Stanley Donen, 1950 (États-Unis)
Fred Astaire, du sol au plafond, danse. Tom Bowen est amoureux de Anne, il danse et défie les lois de l'apesanteur. Astaire danse sur les murs et c'est naturel. Mariage royal a été le film le plus vite tourné d'Arthur Freed, 33 jours de tournage et même 6 jours d'avance sur le planning. La préparation du film ne laissait toutefois pas deviner au célèbre producteur que tout allait être finalement si simple.
En amont, Freed avait corrigé le scénario de Lerner. Il s'inspirait de la vie de Fred Astaire et de sa sœur Adele mariée à un lord. Les auteurs profitaient du mariage récent, en 1947, d'Elisabeth d'Angleterre avec le duc d'Édimbourg et pouvaient ainsi clore le récit, non pas sur deux, mais sur trois mariages, les deux couples vedettes et la princesse anglaise. Coté casting, les protagonistes royaux n'ont pas posé trop de problème : la couronne avait cédé ses archives du mariage en technicolor (après, toutefois, des corrections apportées aux dialogues, afin d'éliminer les américanismes les plus déplaisants aux oreilles de Windsor). De même, pour interpréter la danseuse dont Fred allait tomber amoureux, engager la fille de Winston, Sarah Churchill, posa moins de difficultés que de trouver celle qui jouerait sa sœur (Astaire avait quand même dit non à Moira Shearer).

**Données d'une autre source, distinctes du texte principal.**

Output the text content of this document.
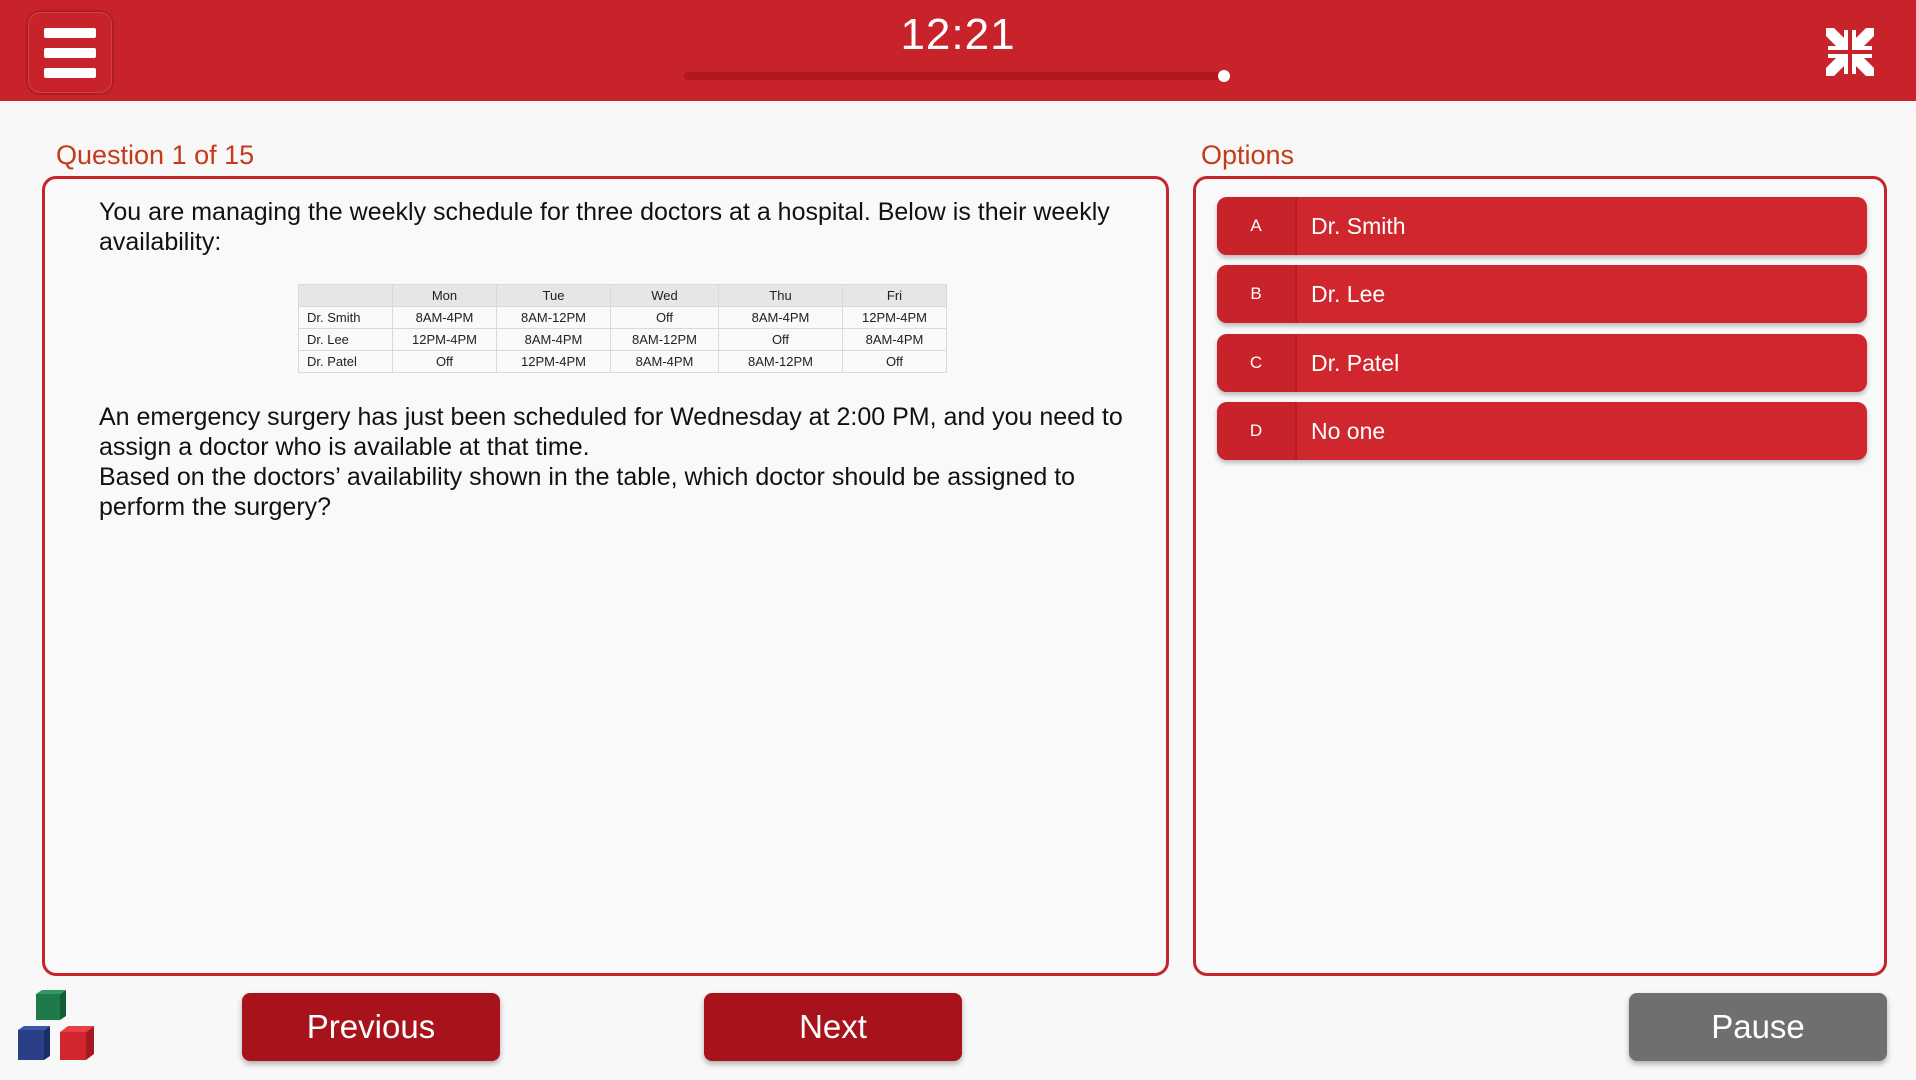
12:21
Question 1 of 15

You are managing the weekly schedule for three doctors at a hospital. Below is their weekly availability:

	Mon	Tue	Wed	Thu	Fri
Dr. Smith	8AM-4PM	8AM-12PM	Off	8AM-4PM	12PM-4PM
Dr. Lee	12PM-4PM	8AM-4PM	8AM-12PM	Off	8AM-4PM
Dr. Patel	Off	12PM-4PM	8AM-4PM	8AM-12PM	Off

An emergency surgery has just been scheduled for Wednesday at 2:00 PM, and you need to assign a doctor who is available at that time.

Based on the doctors’ availability shown in the table, which doctor should be assigned to perform the surgery?

Options
A	Dr. Smith
B	Dr. Lee
C	Dr. Patel
D	No one
Previous	Next	Pause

Les problèmes commencèrent vraiment lorsque June Allyson, pourtant assez tôt sur le projet, tomba enceinte (June Allyson qui venait d'incarner Jo dans Les quatre filles du dr March de LeRoy, 1949). Judy Garland, elle, fit trois semaines de répétition mais, dans une mauvaise période de sa vie, elle ne se sentait plus capable de poursuivre (alors qu'elle venait aussi d'abandonner Annie, reine du cirque, 1950). Jane Powell, la troisième sur le rôle, la remplaça finalement (elle est chanteuse et c'est un peu sirupeux, mais l'actrice sait donner un franc tempérament à son rôle). Entre temps, le réalisateur Charles Walters qui venait de terminer La jolie fermière (1950) avec Judy Garland, préféra refuser le poste et préserver sa santé mentale plutôt que d'avoir à composer à nouveau avec la fragilité de l'actrice. Arthur Freed confia donc à Stanley Donen sa première réalisation seul, puisque Un jour à New York avait été co- réalisé avec Gene Kelly (1949).
Au final, le film encore en préparation avait un peu l'allure du bateau en plein tangage que l'on voit dans une scène. Astaire, lui, quelles que soient les situations, continuait à danser : en plein décor caraïbéen sous les tropiques, avec un porte-manteau dans une salle de sport, dans un duo burlesque en tenue de malfrat ou lors d'un bal en plein océan, il s'accommode de tout. Malgré la houle, Fred Astaire danse, fait avec les secousses et intègre les glissades à sa chorégraphie. Même dans une boîte, du sol au plafond, et toujours avec classe, il danse.